Fighting automation with automation

When technology controls work together and can communicate, IT can let the technology start to make some automated decisions for you. This is the first step towards creating an expert system — one that mimics the decision-making process of a human expert. Whilst these controls may not remove the actual threat, they will help an organisation contain or isolate the breach – allowing the incident response team more time to fight the attack.

Taking a holistic approach to cyber-security will give organisations the best chance of fighting off an attack. Utilising the five tools below can unify control across all attack vectors to halt automated attacks:  

1. Patch management is absolutely vital. Mirai, WannaCry, and NotPetya all took advantage of poor cyber-hygiene from organisations and caused havoc. The ransomware attacks of early 2017 took advantage of a Microsoft exploit that had been patched earlier in the year. This demonstrates the damage that can be done when IT teams fail to patch known vulnerabilities.

2. An intrusion prevention system (IPS) is your first line of defence. This can be helpful for organisations because the manufacturers of Internet of Things devices aren't accountable for securing their devices. Due to the headless nature of IoT devices, there are billions of devices that are vulnerable to attack, with no patches in sight. An IPS system essentially does virtual patching to block hacks and attacks on IoT devices.

3. Know your data. Redundancy segmentation is a must to defend against ransom attacks – they're always going to target an organisation's valuable data.  Certain types of ransomware enter the network, infect the data and the data backups, which can be disastrous for an organisation. Data backups should always be segmented away from the organisation's network.

4. Focus on visibility. People often picture security as building a wall around their fortress. However, once a wall is built, that wall is visible to anyone looking in from the outside (ie attackers). They will then look to circumnavigate the wall to gain access to the network. What's required is threat intelligence solutions to understand who your attackers are and what their tactics and procedures are, and then start intelligently defending according to that information. Know where your critical assets are and then prioritise your security around that information. If an asset is ransomed, attacked by a distributed denial of service, or otherwise compromised, how much will it cost your business?

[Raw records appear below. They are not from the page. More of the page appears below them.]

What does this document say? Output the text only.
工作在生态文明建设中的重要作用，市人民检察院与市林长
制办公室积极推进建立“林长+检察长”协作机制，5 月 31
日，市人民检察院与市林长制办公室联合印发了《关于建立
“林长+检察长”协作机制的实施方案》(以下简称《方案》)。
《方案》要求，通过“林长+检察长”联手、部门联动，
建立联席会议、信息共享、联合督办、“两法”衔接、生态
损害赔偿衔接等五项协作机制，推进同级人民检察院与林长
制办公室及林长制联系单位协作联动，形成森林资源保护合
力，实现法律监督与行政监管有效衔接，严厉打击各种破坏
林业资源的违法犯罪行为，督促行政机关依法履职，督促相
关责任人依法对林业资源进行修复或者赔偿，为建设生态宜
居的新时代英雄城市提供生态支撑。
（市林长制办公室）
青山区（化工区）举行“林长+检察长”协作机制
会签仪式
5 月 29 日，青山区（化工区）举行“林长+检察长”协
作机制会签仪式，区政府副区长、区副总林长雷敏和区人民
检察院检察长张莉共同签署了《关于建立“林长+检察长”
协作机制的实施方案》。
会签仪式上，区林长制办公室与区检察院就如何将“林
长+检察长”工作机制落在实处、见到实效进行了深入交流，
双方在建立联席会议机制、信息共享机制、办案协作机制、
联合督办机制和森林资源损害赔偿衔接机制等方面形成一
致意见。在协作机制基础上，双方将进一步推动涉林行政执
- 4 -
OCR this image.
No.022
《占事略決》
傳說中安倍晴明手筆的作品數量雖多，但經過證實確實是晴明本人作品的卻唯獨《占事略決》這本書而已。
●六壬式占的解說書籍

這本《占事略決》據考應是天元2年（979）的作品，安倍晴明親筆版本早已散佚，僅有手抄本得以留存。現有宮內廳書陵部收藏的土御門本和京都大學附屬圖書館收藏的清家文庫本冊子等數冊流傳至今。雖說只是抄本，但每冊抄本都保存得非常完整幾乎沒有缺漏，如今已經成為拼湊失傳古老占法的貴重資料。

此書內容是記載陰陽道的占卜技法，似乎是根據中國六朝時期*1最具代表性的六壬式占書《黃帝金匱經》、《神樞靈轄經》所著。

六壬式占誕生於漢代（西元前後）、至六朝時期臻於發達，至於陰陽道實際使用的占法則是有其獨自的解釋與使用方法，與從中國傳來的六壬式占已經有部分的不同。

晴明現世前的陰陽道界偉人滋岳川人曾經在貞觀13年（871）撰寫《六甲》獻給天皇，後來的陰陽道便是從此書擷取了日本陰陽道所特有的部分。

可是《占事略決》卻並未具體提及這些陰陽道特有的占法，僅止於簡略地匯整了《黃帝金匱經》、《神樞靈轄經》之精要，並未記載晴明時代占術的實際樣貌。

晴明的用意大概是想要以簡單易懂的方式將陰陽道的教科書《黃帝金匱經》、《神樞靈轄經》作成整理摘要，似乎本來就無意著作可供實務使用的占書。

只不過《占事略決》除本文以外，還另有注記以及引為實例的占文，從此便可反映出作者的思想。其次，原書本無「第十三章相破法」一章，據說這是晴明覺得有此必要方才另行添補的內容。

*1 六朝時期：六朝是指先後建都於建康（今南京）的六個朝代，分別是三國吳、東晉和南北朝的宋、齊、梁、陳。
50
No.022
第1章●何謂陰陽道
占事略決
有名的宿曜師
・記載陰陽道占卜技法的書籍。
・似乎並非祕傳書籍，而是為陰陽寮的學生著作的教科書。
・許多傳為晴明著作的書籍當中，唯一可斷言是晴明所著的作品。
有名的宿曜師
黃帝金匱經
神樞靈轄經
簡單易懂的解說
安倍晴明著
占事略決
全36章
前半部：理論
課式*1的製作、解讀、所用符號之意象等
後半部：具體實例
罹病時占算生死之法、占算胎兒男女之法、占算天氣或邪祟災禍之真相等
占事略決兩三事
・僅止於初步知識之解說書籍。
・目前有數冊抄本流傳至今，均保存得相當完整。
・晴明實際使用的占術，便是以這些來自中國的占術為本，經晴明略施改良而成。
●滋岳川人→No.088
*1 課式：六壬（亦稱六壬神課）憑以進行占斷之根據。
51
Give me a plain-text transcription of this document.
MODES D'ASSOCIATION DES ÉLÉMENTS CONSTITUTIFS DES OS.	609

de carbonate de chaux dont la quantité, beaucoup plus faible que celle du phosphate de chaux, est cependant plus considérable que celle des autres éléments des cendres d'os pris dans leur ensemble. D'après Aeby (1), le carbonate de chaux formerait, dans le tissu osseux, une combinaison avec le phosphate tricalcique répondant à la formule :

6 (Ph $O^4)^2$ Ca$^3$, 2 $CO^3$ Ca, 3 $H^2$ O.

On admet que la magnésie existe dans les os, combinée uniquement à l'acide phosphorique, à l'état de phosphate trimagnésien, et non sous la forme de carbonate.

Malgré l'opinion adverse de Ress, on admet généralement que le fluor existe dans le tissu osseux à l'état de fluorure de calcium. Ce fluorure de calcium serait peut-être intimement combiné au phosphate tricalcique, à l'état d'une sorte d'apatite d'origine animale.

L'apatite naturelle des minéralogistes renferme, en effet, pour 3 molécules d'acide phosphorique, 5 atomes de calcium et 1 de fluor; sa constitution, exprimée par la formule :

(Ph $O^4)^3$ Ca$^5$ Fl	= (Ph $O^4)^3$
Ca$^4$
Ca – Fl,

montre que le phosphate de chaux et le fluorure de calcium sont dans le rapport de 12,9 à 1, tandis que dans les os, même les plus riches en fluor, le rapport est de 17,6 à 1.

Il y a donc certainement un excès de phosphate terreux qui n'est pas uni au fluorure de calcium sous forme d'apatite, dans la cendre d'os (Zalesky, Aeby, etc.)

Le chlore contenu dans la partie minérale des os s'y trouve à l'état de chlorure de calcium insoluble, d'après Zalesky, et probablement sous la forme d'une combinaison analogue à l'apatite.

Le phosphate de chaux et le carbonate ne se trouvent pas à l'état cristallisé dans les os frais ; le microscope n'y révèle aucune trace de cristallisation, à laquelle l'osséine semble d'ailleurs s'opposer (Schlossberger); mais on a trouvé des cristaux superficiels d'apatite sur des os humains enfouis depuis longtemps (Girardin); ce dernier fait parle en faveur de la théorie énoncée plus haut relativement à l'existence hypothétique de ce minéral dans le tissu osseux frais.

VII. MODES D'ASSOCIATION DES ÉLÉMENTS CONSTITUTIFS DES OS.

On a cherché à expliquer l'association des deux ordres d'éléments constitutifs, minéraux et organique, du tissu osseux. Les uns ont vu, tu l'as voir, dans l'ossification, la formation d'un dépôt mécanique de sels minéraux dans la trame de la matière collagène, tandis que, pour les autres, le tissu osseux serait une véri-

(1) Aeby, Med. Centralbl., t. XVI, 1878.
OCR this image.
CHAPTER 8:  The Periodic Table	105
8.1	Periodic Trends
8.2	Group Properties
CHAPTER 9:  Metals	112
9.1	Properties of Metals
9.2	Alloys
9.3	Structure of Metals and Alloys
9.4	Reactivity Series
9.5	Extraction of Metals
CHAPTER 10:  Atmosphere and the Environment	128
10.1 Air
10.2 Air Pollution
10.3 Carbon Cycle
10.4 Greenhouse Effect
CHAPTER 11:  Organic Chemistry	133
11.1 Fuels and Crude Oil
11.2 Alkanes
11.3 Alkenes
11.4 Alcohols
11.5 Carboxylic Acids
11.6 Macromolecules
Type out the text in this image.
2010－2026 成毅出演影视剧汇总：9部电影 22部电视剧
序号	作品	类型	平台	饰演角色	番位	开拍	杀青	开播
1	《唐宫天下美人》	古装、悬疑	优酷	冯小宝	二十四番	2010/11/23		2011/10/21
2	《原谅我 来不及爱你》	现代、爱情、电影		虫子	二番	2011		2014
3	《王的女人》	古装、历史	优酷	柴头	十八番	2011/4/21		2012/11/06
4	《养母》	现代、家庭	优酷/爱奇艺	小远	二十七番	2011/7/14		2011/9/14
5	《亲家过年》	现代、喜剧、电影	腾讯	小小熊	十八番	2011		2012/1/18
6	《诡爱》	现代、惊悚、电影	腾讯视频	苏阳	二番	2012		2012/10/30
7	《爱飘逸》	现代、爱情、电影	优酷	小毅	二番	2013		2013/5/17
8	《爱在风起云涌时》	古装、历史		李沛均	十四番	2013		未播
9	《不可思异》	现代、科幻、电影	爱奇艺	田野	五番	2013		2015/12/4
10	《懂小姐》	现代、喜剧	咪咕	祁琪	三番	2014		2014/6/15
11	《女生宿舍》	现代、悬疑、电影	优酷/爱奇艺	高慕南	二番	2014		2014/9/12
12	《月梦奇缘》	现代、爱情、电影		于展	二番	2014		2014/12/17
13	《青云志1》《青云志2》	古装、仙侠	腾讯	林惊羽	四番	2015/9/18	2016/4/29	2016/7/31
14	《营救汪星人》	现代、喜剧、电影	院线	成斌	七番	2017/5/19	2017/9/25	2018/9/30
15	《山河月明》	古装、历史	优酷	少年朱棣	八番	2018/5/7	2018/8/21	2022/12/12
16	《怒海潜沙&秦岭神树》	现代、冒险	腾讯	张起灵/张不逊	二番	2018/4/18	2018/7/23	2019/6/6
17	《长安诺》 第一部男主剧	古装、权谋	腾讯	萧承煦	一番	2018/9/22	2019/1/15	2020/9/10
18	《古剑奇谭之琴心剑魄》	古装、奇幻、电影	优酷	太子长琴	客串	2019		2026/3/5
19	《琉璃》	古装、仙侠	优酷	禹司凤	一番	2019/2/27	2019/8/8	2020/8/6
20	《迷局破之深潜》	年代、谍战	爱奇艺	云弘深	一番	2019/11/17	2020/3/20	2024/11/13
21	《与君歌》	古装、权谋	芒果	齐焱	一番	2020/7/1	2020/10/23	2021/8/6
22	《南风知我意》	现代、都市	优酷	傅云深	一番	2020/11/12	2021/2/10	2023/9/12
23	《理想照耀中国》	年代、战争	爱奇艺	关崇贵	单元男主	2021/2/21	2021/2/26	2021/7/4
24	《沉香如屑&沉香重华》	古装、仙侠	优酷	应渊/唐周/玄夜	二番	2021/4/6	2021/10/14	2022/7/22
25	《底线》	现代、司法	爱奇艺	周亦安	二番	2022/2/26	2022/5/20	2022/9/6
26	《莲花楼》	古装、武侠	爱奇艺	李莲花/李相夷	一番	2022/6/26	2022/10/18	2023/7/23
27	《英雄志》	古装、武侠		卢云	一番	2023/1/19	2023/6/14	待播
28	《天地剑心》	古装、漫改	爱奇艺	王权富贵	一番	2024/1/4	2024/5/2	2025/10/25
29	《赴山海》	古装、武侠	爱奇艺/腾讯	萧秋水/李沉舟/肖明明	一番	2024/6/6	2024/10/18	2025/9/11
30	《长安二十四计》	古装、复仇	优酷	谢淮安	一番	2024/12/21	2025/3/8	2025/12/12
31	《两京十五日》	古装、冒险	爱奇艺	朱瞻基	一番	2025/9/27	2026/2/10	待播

5. Once you understand your enemy and have built the appropriate security solutions – look to regularly re-evaluate and tighten up the time to defence. Use proactive solutions and look at ways to create interoperability. Most organisations have many different solutions from different providers. Look to reduce that complexity by further integrating and consolidating existing security devices with a security framework that utilises advanced threat intelligence sharing and an open architecture.

The best defence is a good offence

Regardless of how excellent IT security teams are at their jobs, humans simply cannot stay on top of today's automated attacks. Network incursions must be detected and dealt with in a timely manner, before they can do damage and before their trail disappears from sight. A system of integrated, orchestrated security solutions allows organisations to fight automation with automation, using cyber-criminals' own methods against them.

Steve Mulhearn, director business development UK&I, Fortinet

Note: The views expressed in this blog are those of the author and do not necessarily reflect the views of SC Media or Haymarket Media.